I stopped dead. “Wait, we don't even get to choose our own secret identities? That blows!”

“You didn't really think someone like HeartBurn chose her own name, did you?” said Jeda. “Come on,
HeartBurn
?”

“But HeartBurn's a Hood. Why would she have an OSIRIS-given name?”

“Because she's an AMO grad like most of the younger Hoods,” said 'Howl, walking up from behind us. “I think half of 'em go bad because they don't want to play second fiddle to some pathetic older Mask like Rockmeister or Farflung while they wait to get their Mask license.”

“Mask license?” I said. “Like driver's license? You're kidding, right?”

'Howl rolled her eyes. “Wish I was, but it's the truth. First, you have to get a sidekick's permit. Then, you do the whole minion thing until your Mask mentor says you're cool or you save the world or something fancy like that. Depending on when one of the official Masks takes you on, that can happen anytime between the end of freshman year and sometime after graduation. Then you still have to take writtens and practicals before they license you. It totally blows monkey chunks.”

“How come I've never heard
any
of this?” I demanded. “I thought I was the ultimate Mask nerd.”

“Nobody talks about this stuff to outsiders,” said Speedslick. “Not if they want to stay on OSIRIS's good side. And
everyone
wants to stay on their good side, even most of the Hoods.”

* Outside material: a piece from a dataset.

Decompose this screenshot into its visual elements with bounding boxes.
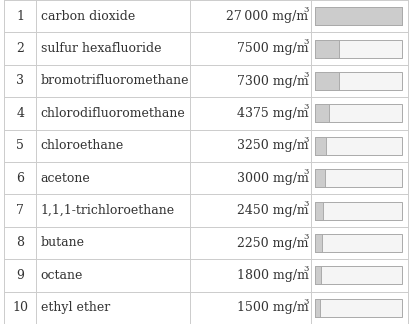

That brought me up short. “Really, why? I mean, I can see why the good guys don't want OSIRIS on their case. But what's up with the bad guys? Isn't taking people like Spartanicus down a big part of OSIRIS's job?”

'Howl and Speedslick looked at each other. Then, both looked around shiftily, like they were making sure no one was listening.

Finally, 'Howl, said, “Come on, let me show you something,” and started walking.

“Where are we going?” I asked.

“You'll see,” she growled.

Then she shut up and wouldn't say another word as she led us through a maze of doors and passages, several of which were marked with phrases like “authorized personnel only.” Eventually, we came to the base of a narrow spiral ramp and started up.

After what must have been ten floors of steady climbing with no end in sight, I finally asked, “Where
are
we?”

She countered with a question, “You ever hear of the AMO before you got sent here?”

“No.” I hadn't—or I'd have been begging my parents to send me here, powers or no.

“And you're a self-admitted Mask nerd. Seem a little strange to you?”

“When you put it that way, yeah.”

“So, you want to know why
no one's
ever heard of the AMO?” she continued. “I mean, a whole freaking school full of baby metas just learning how to handle their powers. People like Emberdown, with her lasers and fire bursts. Or Sparkle. You know Sparkle?” She glanced at Speedslick.

“Dude's a living firework,” he replied as we turned onto another flight—this one with a door at the top.

“'Zactly!” she said. “Now, how do you hide something like that from the world?”

“I don't know,” I answered.

“Like this.” She pushed open the door and gestured me through.

I froze with one foot on the threshold. Beyond, there were stars. Nothing but endless, impossibly bright stars. 'Howl gave me a gentle shove and I stumbled forward into a huge domed room something like a greenhouse. The door opened out of a small shedlike structure in the center of a slightly sunken well at the center of the dome. Above, the sky was blacker than I'd ever seen it.

“This is how you hide a school like the AMO from the world,” said 'Howl. “By putting it on another one.”

“Where…” I couldn't even finish the question as I stumbled forward up the low ramp that climbed out of the well. I was too awestruck.

Speedslick put his hands on my shoulders and very gently turned me around. That's when I sat down on the floor because my knees gave out. A huge arc of red-brown desert dominated the view on that side.